Adams Family Correspondence, volume 12
th1798
mr Thorntons stay has been protracted much beyond the time I expected, and it gives me an other opportunity of adding to what I have already written, and of sending you the Printed coppy of the instructions given to our Envoys. the liberality of them has extorted acknowledgments from the minority, that they were eaquel to their most sanguine wishes, and satisfied many who had been imposed upon that the President has been Sincere in his desires for Peace, and an amicable adjustment of our differences with the French Republic1
the publishing the dispatches & instructions, tho a measure which could not have been warranted, but by the peculiar situation of our Country, has been the severest Death wound the Jacobins have ever received. it has laid open to the People base and corrupt designs of the French Directory, and given them to know their real Friends, and protectors from their pretended ones. the real Jacobins are for the Present struck dumb.

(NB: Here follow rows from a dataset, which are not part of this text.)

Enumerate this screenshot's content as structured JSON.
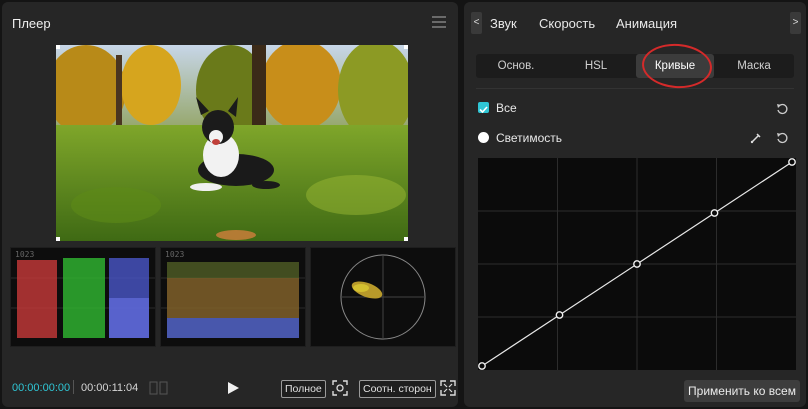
{
  "player": {
    "title": "Плеер",
    "scopes": {
      "waveform_rgb_label": "1023",
      "waveform_label": "1023"
    },
    "time_current": "00:00:00:00",
    "time_total": "00:00:11:04",
    "full_label": "Полное",
    "ratio_label": "Соотн. сторон"
  },
  "inspector": {
    "tabs": [
      "Звук",
      "Скорость",
      "Анимация"
    ],
    "arrow_left": "<",
    "arrow_right": ">",
    "subtabs": [
      "Основ.",
      "HSL",
      "Кривые",
      "Маска"
    ],
    "active_subtab": "Кривые",
    "all_label": "Все",
    "luma_label": "Светимость",
    "apply_label": "Применить ко всем",
    "accent_color": "#2fc6d5",
    "highlight_color": "#d42a2a",
    "curve_points": [
      [
        0,
        0
      ],
      [
        0.25,
        0.25
      ],
      [
        0.5,
        0.5
      ],
      [
        0.75,
        0.75
      ],
      [
        1,
        1
      ]
    ]
  }
}
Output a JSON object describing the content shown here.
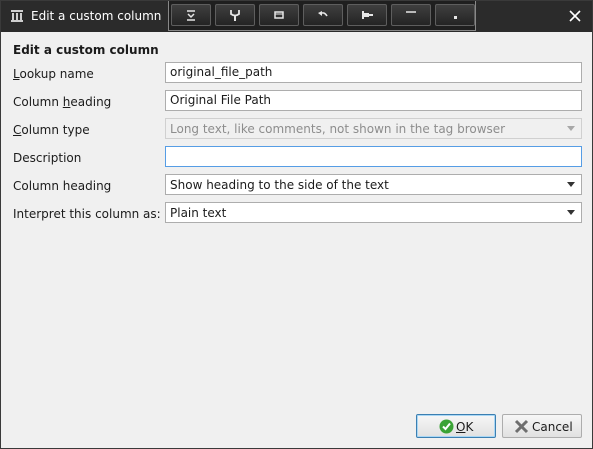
{
  "window": {
    "title": "Edit a custom column",
    "toolbar_icons": [
      "drop-down-icon",
      "wrench-icon",
      "window-icon",
      "undo-icon",
      "pin-icon",
      "minimize-icon",
      "dot-icon"
    ],
    "close_icon": "close-icon"
  },
  "form": {
    "heading": "Edit a custom column",
    "rows": {
      "lookup": {
        "label_prefix": "",
        "label_mnemonic": "L",
        "label_rest": "ookup name",
        "value": "original_file_path"
      },
      "column_heading": {
        "label_prefix": "Column ",
        "label_mnemonic": "h",
        "label_rest": "eading",
        "value": "Original File Path"
      },
      "column_type": {
        "label_prefix": "",
        "label_mnemonic": "C",
        "label_rest": "olumn type",
        "value": "Long text, like comments, not shown in the tag browser",
        "disabled": true
      },
      "description": {
        "label": "Description",
        "value": ""
      },
      "heading_position": {
        "label": "Column heading",
        "value": "Show heading to the side of the text"
      },
      "interpret": {
        "label": "Interpret this column as:",
        "value": "Plain text"
      }
    }
  },
  "buttons": {
    "ok": {
      "mnemonic": "O",
      "rest": "K",
      "icon": "check-icon"
    },
    "cancel": {
      "label": "Cancel",
      "icon": "x-icon"
    }
  },
  "colors": {
    "titlebar": "#2b2b2b",
    "focus_border": "#569de5",
    "ok_icon": "#3aa335",
    "cancel_icon": "#6e6e6e"
  }
}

there is much more union and harmony in Congress, and they are proceeding to the defence of the Country with a degree of Spirit which has not before appeard. I hope in my next Letter to be more particular, to prove to you the great alteration in the sentiments of the people in this city. the French have divested themselves of the National Cockade, and scarcly one is to be seen— no native American is willing to be sold indignation succeeds to affection, and the weaning will be compleat, if we must have recourse to Arms. but we have a dreary prospect before us I hope however that the virtuous spirit of the Fathers will descend to their Son’s and that the present generation will not tamely yeald those Rights for which the former shed their Blood.

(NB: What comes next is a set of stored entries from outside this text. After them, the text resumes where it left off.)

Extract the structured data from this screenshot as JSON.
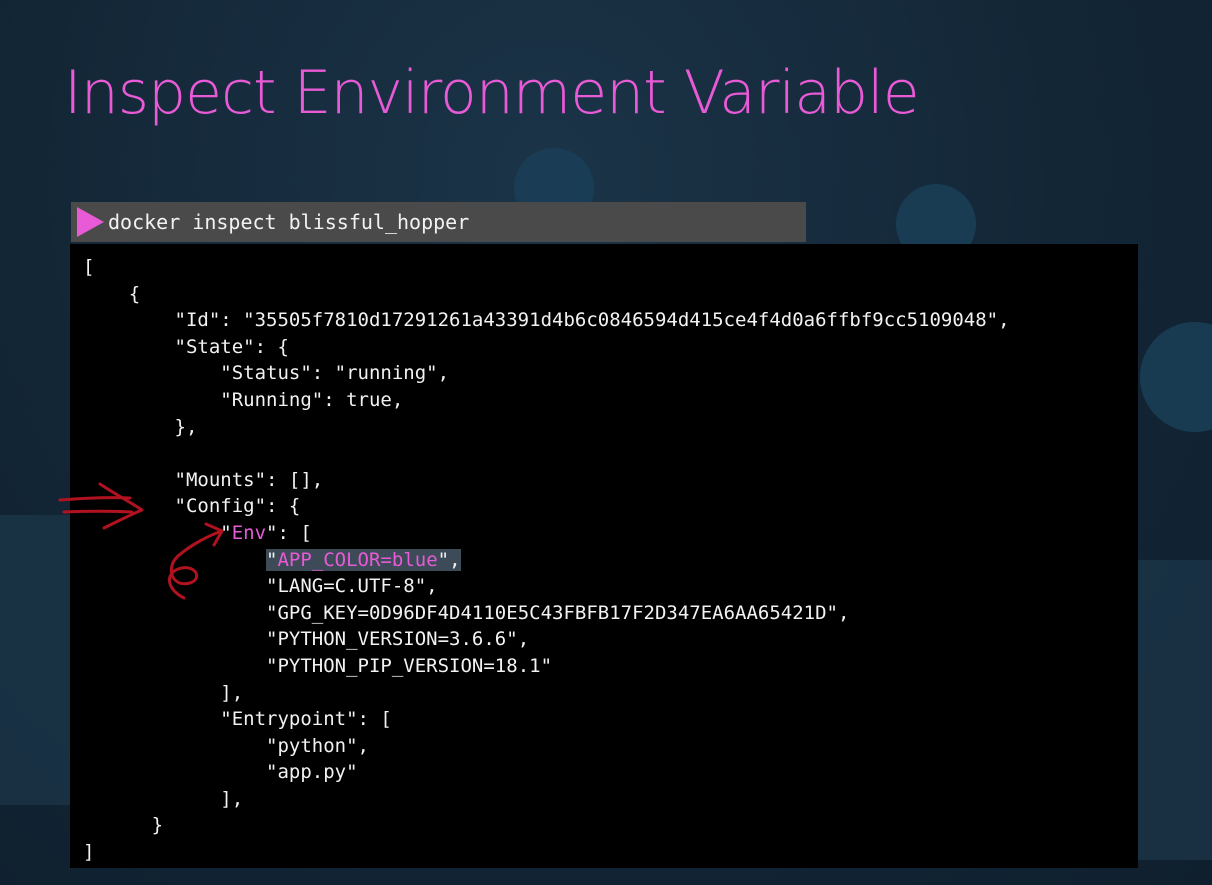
{
  "slide": {
    "title": "Inspect Environment Variable"
  },
  "command": {
    "text": "docker inspect blissful_hopper"
  },
  "output": {
    "open_bracket": "[",
    "open_brace": "{",
    "id_line": "\"Id\": \"35505f7810d17291261a43391d4b6c0846594d415ce4f4d0a6ffbf9cc5109048\",",
    "state_open": "\"State\": {",
    "status_line": "\"Status\": \"running\",",
    "running_line": "\"Running\": true,",
    "state_close": "},",
    "mounts_line": "\"Mounts\": [],",
    "config_open": "\"Config\": {",
    "env_key": "Env",
    "env_rest": ": [",
    "env_values": {
      "app_color": "APP_COLOR=blue",
      "lang": "\"LANG=C.UTF-8\",",
      "gpg_key": "\"GPG_KEY=0D96DF4D4110E5C43FBFB17F2D347EA6AA65421D\",",
      "python_version": "\"PYTHON_VERSION=3.6.6\",",
      "python_pip_version": "\"PYTHON_PIP_VERSION=18.1\""
    },
    "env_close": "],",
    "entrypoint_open": "\"Entrypoint\": [",
    "entrypoint_values": {
      "python": "\"python\",",
      "app": "\"app.py\""
    },
    "entrypoint_close": "],",
    "close_brace": "}",
    "close_bracket": "]"
  },
  "colors": {
    "title": "#e85ad6",
    "highlight_text": "#e85ad6",
    "annotation_ink": "#b0121f",
    "terminal_bg": "#000000",
    "command_bar_bg": "#4a4a4a"
  },
  "icons": {
    "prompt": "play-triangle-icon",
    "annotations": [
      "hand-drawn-arrow-icon",
      "hand-drawn-scribble-icon"
    ]
  }
}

By the packet col Pickering received the duplicate of your Letter of December the 6th.2 mr King writes that he had put on Board a vessel bound to N york from Liverpool Letters from you— this vessel I presume waits a convoy I pray she may arrive safe. I most ardently long for Letters from you. I have comfort in those which the 499 secretary receives, for in the duplicate is both your Brothers and Your Hand writing by which I presume you are both well.

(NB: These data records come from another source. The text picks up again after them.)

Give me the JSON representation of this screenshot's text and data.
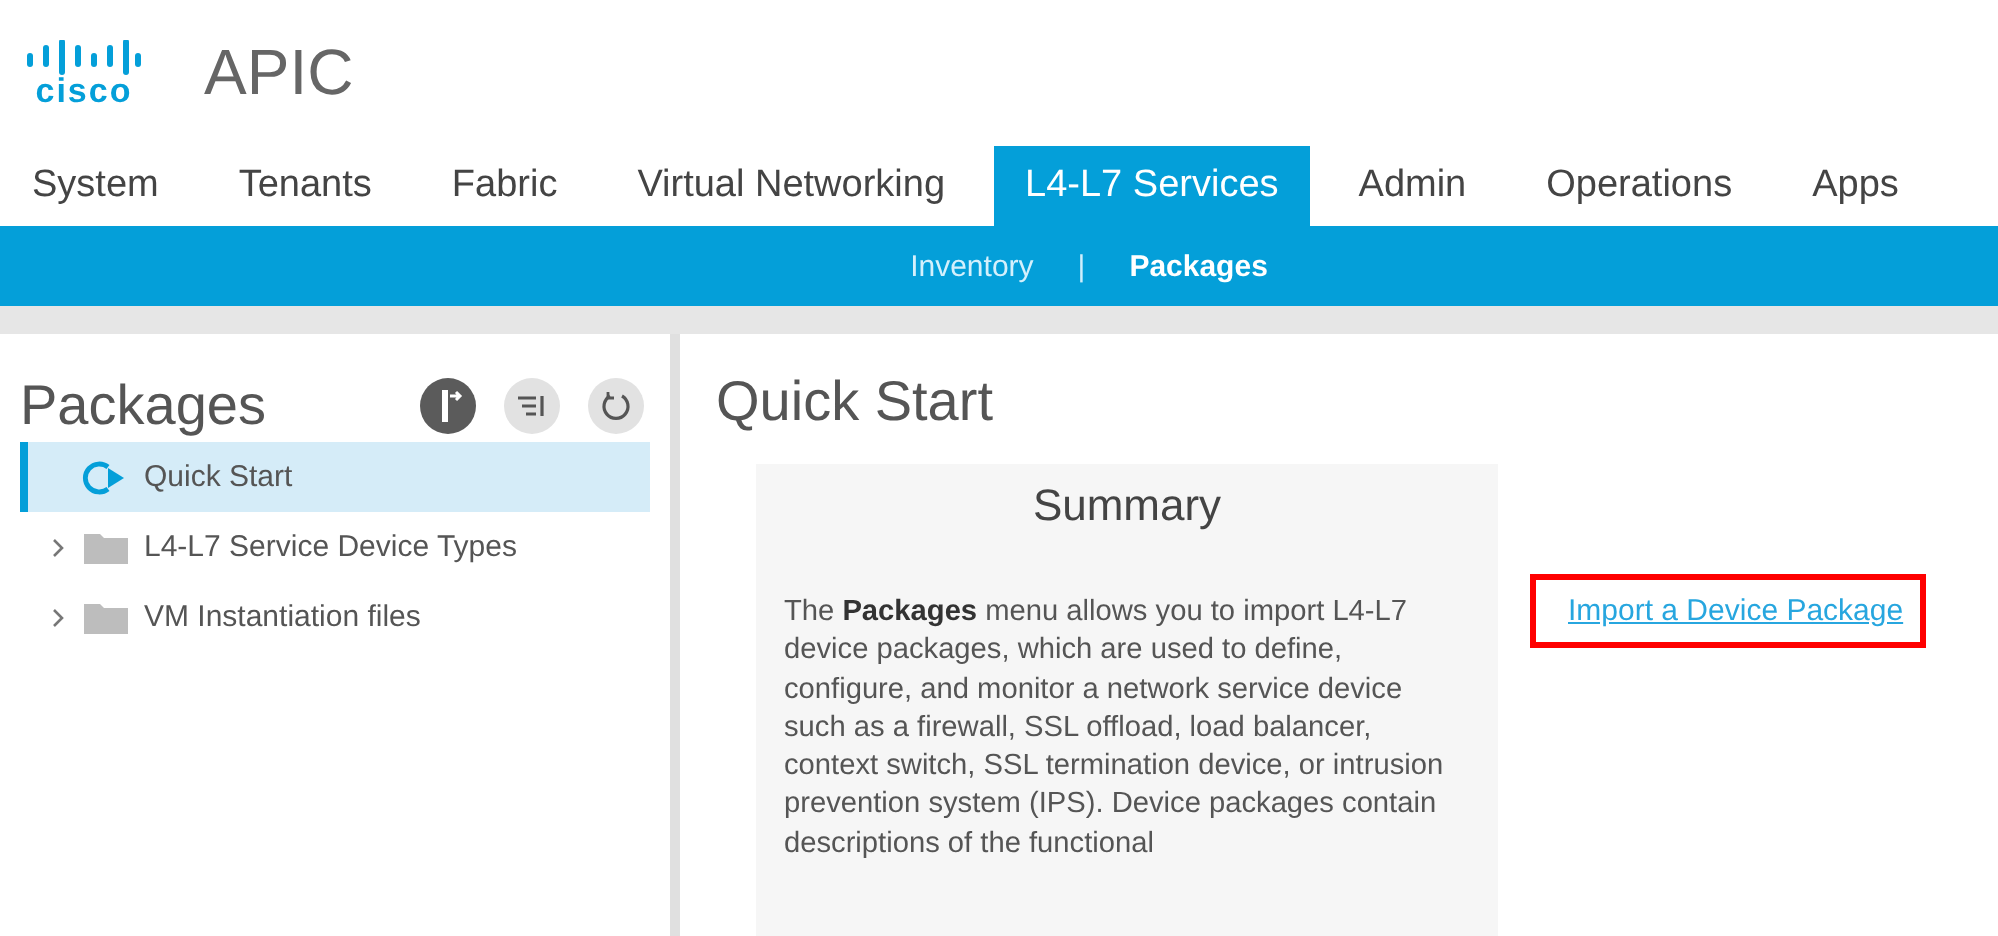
{
  "header": {
    "logo_text": "cisco",
    "app_title": "APIC"
  },
  "tabs": [
    {
      "label": "System",
      "selected": false
    },
    {
      "label": "Tenants",
      "selected": false
    },
    {
      "label": "Fabric",
      "selected": false
    },
    {
      "label": "Virtual Networking",
      "selected": false
    },
    {
      "label": "L4-L7 Services",
      "selected": true
    },
    {
      "label": "Admin",
      "selected": false
    },
    {
      "label": "Operations",
      "selected": false
    },
    {
      "label": "Apps",
      "selected": false
    }
  ],
  "subtabs": [
    {
      "label": "Inventory",
      "selected": false
    },
    {
      "label": "Packages",
      "selected": true
    }
  ],
  "subtab_separator": "|",
  "sidebar": {
    "title": "Packages",
    "tools": [
      {
        "kind": "dark"
      },
      {
        "kind": "sort"
      },
      {
        "kind": "refresh"
      }
    ],
    "items": [
      {
        "label": "Quick Start",
        "kind": "start",
        "selected": true
      },
      {
        "label": "L4-L7 Service Device Types",
        "kind": "folder",
        "selected": false,
        "expanded": false
      },
      {
        "label": "VM Instantiation files",
        "kind": "folder",
        "selected": false,
        "expanded": false
      }
    ]
  },
  "main": {
    "title": "Quick Start",
    "summary": {
      "title": "Summary",
      "text": "The **Packages** menu allows you to import L4-L7 device packages, which are used to define, configure, and monitor a network service device such as a firewall, SSL offload, load balancer, context switch, SSL termination device, or intrusion prevention system (IPS). Device packages contain descriptions of the functional"
    },
    "link": {
      "label": "Import a Device Package",
      "highlighted": true
    }
  }
}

I cannot form any judgement when congress will rise. I hope before the very Hot weather
Your Father is well and sustains the cares and fatigues of his station to admiration.
My Love to Thomas and to mrs Adams. I never receive any intelligence from you, or of you without communicating it to her Family.
not a word from our Envoys Since Janry
10th why, why, do we not hear that they have left Paris,
shaking the dirt from their feet.3
Mr Pinckney is here as member of Congress. his plain affable Manners are agreable to every one. he is Esteemed and beloved. he is quite the Gentleman
The spainard was married this week to miss sally mcKean.4
But I must close or the post will go with mr Thornton.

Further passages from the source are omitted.